(In considerazione del consenso che ha suscitato, riporto anche qui questo pensierino del mattino che ho scritto un paio di giorni fa sulla pagina di Facebook, non voglio discriminare nessuno 🙂 )
Stavo pensando a quelli che commentano sempre, poi a quelli che si occupano sempre di libri, che cercano di essere intelligenti, i critici per esempio; poi a quelli che continuano sempre a fare gli scrittori – non solo a scrivere, che come esercizio sarebbe un bel gesto se fine a se stesso, ma proprio a “fare gli scrittori” – e così mi sono detto: “Poveretti, ma come fanno a fare sempre le stesse cose, avere sempre lo stesso tono, la stessa postura di discorso, le stesse parole in bocca o sulla punta delle dita, la stessa ironia… come fanno a essere sempre uguali, a ripetersi così?”
Poi mi sono detto che non riguarda solo gli scrittori o i critici o gli intellettuali, anche se in loro si vede di più e fa più impressione, talmente sono (siamo) inutili, ma riguarda tutti.
E quindi: secondo me come minimo uno a una certa età dovrebbe smettere di essere se stesso e diventare qualcun altro, d’ufficio, come andare in pensione. Andare in pensione dalla propria identità, quindi dal proprio lavoro, dai propri gesti, dai propri pensieri e abitudini. Altrimenti non è vita, è sopravvivenza, e incrostazione, è ristagno, e tutto questo non fa bene, nuoce non solo a se stessi ma all’intero ecosistema. (Che poi, secondo me, invece di una pensione – che mantiene sempre un filo col se stesso che bisogna invece lasciare – ci starebbe bene anche la giusta causa per un licenziamento, in questi casi – cioè in caso di renitenza e di ostinata conferma di sé).
Salverei da questo obbligo di pensionamento e pre-pensionamento i lavori della terra, il coltivare frutta e verdura, i riti, le preghiere e i canti offerti al Divino, la gestione di templi, il prendersi cura degli animali, far nascere, lenire e curare le sofferenze altrui, compreso il massaggiare, e in generale l’accoglienza – tutti i gesti e i lavori che debordano la propria persona e identità, quelli votati all’alterità, all’Altro, tutti i gesti che fanno a meno di riferirsi a se stessi.

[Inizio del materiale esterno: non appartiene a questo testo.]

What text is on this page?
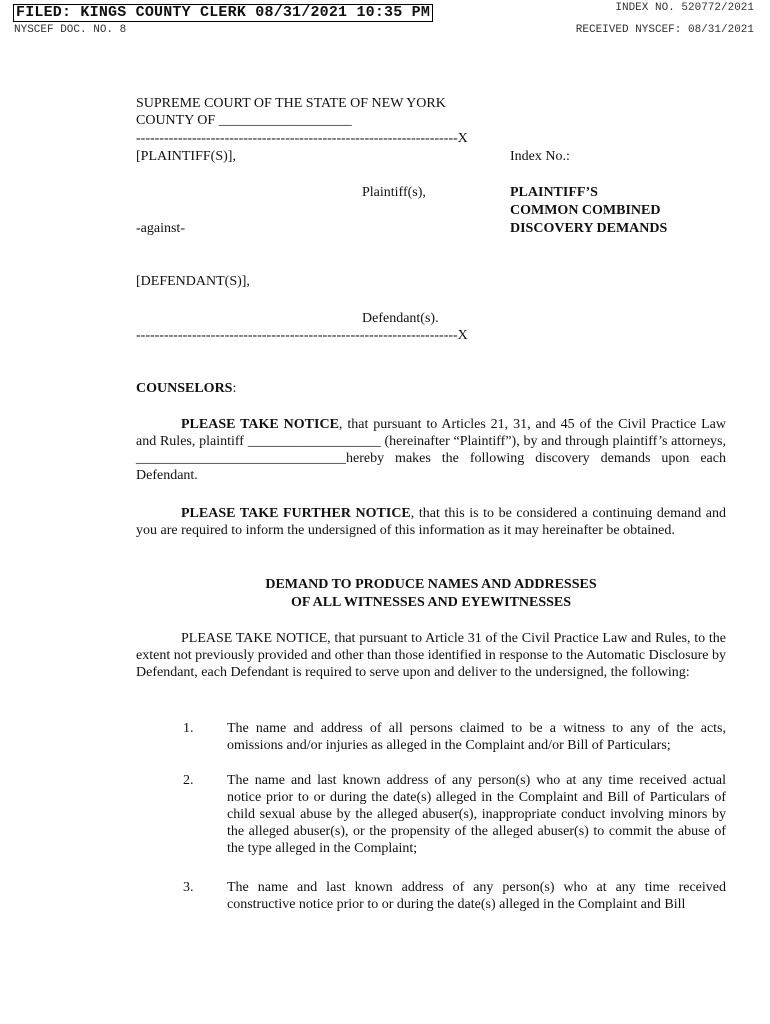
FILED: KINGS COUNTY CLERK 08/31/2021 10:35 PM
NYSCEF DOC. NO. 8
INDEX NO. 520772/2021
RECEIVED NYSCEF: 08/31/2021
SUPREME COURT OF THE STATE OF NEW YORK
COUNTY OF ___________________
---------------------------------------------------------------------X
[PLAINTIFF(S)],	Index No.:
Plaintiff(s),	PLAINTIFF’S
COMMON COMBINED
-against-	DISCOVERY DEMANDS
[DEFENDANT(S)],
Defendant(s).
---------------------------------------------------------------------X
COUNSELORS:
PLEASE TAKE NOTICE, that pursuant to Articles 21, 31, and 45 of the Civil Practice Law and Rules, plaintiff ___________________ (hereinafter “Plaintiff”), by and through plaintiff’s attorneys, ______________________________hereby makes the following discovery demands upon each Defendant.
PLEASE TAKE FURTHER NOTICE, that this is to be considered a continuing demand and you are required to inform the undersigned of this information as it may hereinafter be obtained.
DEMAND TO PRODUCE NAMES AND ADDRESSES
OF ALL WITNESSES AND EYEWITNESSES
PLEASE TAKE NOTICE, that pursuant to Article 31 of the Civil Practice Law and Rules, to the extent not previously provided and other than those identified in response to the Automatic Disclosure by Defendant, each Defendant is required to serve upon and deliver to the undersigned, the following:
1. The name and address of all persons claimed to be a witness to any of the acts, omissions and/or injuries as alleged in the Complaint and/or Bill of Particulars;
2. The name and last known address of any person(s) who at any time received actual notice prior to or during the date(s) alleged in the Complaint and Bill of Particulars of child sexual abuse by the alleged abuser(s), inappropriate conduct involving minors by the alleged abuser(s), or the propensity of the alleged abuser(s) to commit the abuse of the type alleged in the Complaint;
3. The name and last known address of any person(s) who at any time received constructive notice prior to or during the date(s) alleged in the Complaint and Bill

Ecco, a una certa età si dovrebbe andare in pensione da se stessi per abituarsi a vivere in un mondo senza “io”. (“Io” mi prendo ancora un annetto, poi ci vado…)
Non voglio che questa pensione, da un sacco di tempo.

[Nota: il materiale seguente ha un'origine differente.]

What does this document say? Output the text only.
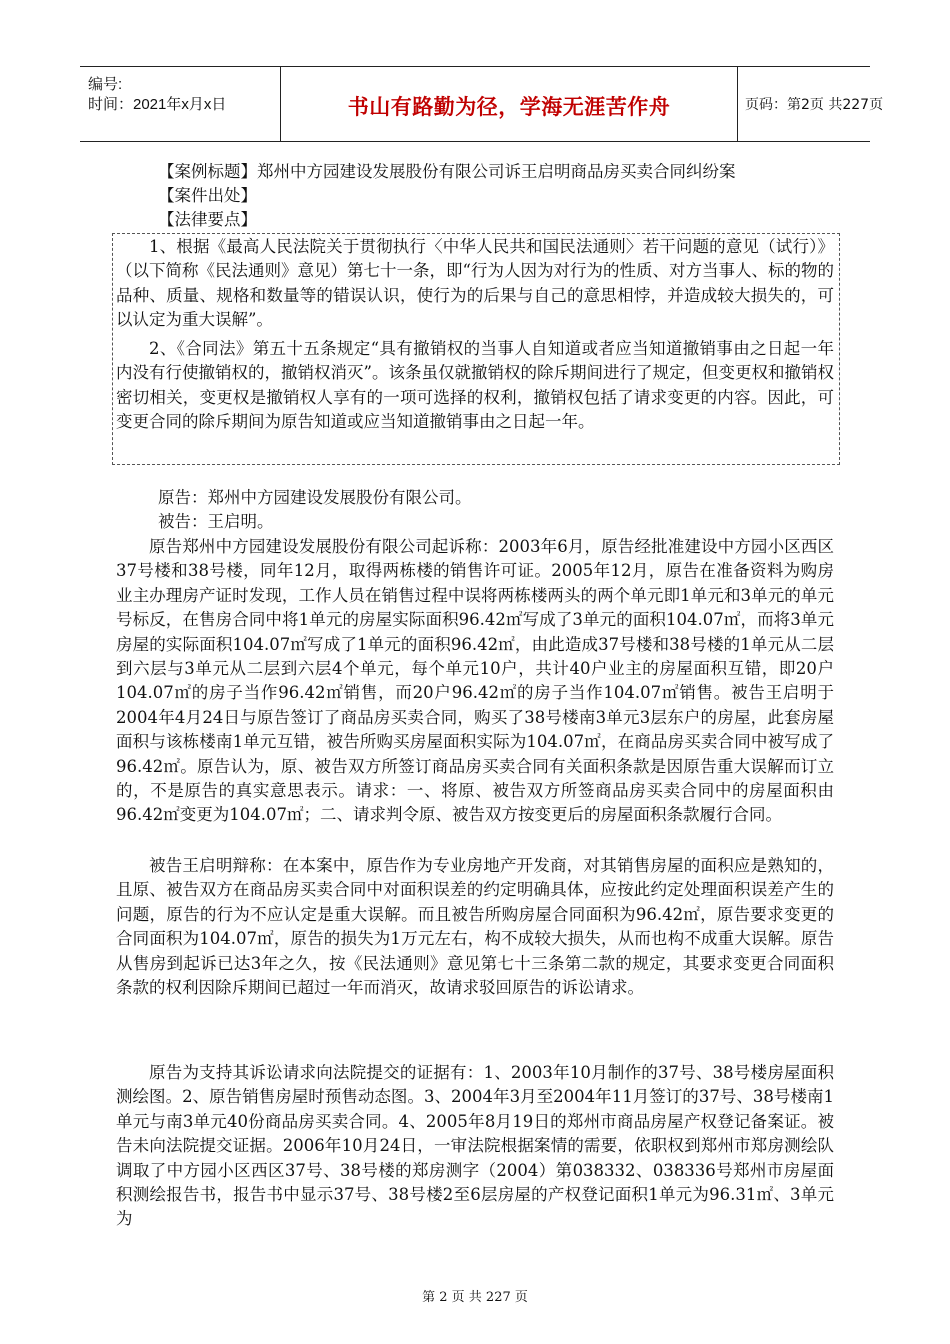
编号:
时间：2021年x月x日	书山有路勤为径，学海无涯苦作舟	页码：第2页 共227页
【案例标题】郑州中方园建设发展股份有限公司诉王启明商品房买卖合同纠纷案
【案件出处】
【法律要点】

1、根据《最高人民法院关于贯彻执行〈中华人民共和国民法通则〉若干问题的意见（试行）》（以下简称《民法通则》意见）第七十一条，即“行为人因为对行为的性质、对方当事人、标的物的品种、质量、规格和数量等的错误认识，使行为的后果与自己的意思相悖，并造成较大损失的，可以认定为重大误解”。

2、《合同法》第五十五条规定“具有撤销权的当事人自知道或者应当知道撤销事由之日起一年内没有行使撤销权的，撤销权消灭”。该条虽仅就撤销权的除斥期间进行了规定，但变更权和撤销权密切相关，变更权是撤销权人享有的一项可选择的权利，撤销权包括了请求变更的内容。因此，可变更合同的除斥期间为原告知道或应当知道撤销事由之日起一年。

原告：郑州中方园建设发展股份有限公司。
被告：王启明。

原告郑州中方园建设发展股份有限公司起诉称：2003年6月，原告经批准建设中方园小区西区37号楼和38号楼，同年12月，取得两栋楼的销售许可证。2005年12月，原告在准备资料为购房业主办理房产证时发现，工作人员在销售过程中误将两栋楼两头的两个单元即1单元和3单元的单元号标反，在售房合同中将1单元的房屋实际面积96.42㎡写成了3单元的面积104.07㎡，而将3单元房屋的实际面积104.07㎡写成了1单元的面积96.42㎡，由此造成37号楼和38号楼的1单元从二层到六层与3单元从二层到六层4个单元，每个单元10户，共计40户业主的房屋面积互错，即20户104.07㎡的房子当作96.42㎡销售，而20户96.42㎡的房子当作104.07㎡销售。被告王启明于2004年4月24日与原告签订了商品房买卖合同，购买了38号楼南3单元3层东户的房屋，此套房屋面积与该栋楼南1单元互错，被告所购买房屋面积实际为104.07㎡，在商品房买卖合同中被写成了96.42㎡。原告认为，原、被告双方所签订商品房买卖合同有关面积条款是因原告重大误解而订立的，不是原告的真实意思表示。请求：一、将原、被告双方所签商品房买卖合同中的房屋面积由96.42㎡变更为104.07㎡；二、请求判令原、被告双方按变更后的房屋面积条款履行合同。

被告王启明辩称：在本案中，原告作为专业房地产开发商，对其销售房屋的面积应是熟知的，且原、被告双方在商品房买卖合同中对面积误差的约定明确具体，应按此约定处理面积误差产生的问题，原告的行为不应认定是重大误解。而且被告所购房屋合同面积为96.42㎡，原告要求变更的合同面积为104.07㎡，原告的损失为1万元左右，构不成较大损失，从而也构不成重大误解。原告从售房到起诉已达3年之久，按《民法通则》意见第七十三条第二款的规定，其要求变更合同面积条款的权利因除斥期间已超过一年而消灭，故请求驳回原告的诉讼请求。

原告为支持其诉讼请求向法院提交的证据有：1、2003年10月制作的37号、38号楼房屋面积测绘图。2、原告销售房屋时预售动态图。3、2004年3月至2004年11月签订的37号、38号楼南1单元与南3单元40份商品房买卖合同。4、2005年8月19日的郑州市商品房屋产权登记备案证。被告未向法院提交证据。2006年10月24日，一审法院根据案情的需要，依职权到郑州市郑房测绘队调取了中方园小区西区37号、38号楼的郑房测字（2004）第038332、038336号郑州市房屋面积测绘报告书，报告书中显示37号、38号楼2至6层房屋的产权登记面积1单元为96.31㎡、3单元为

第 2 页 共 227 页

Ciò che oggi crea in me conflitto è proprio la costrizione a continuare a essere ancora e sempre ciò che non voglio più essere solo per avere di che nutrirmi.
C’è qualcosa di violento e volgare, nel costringere le persone a non dimettersi da se stessi che dopo i 67 anni.
Prima, o hai di tuo o hai accantonato (spesso rubato).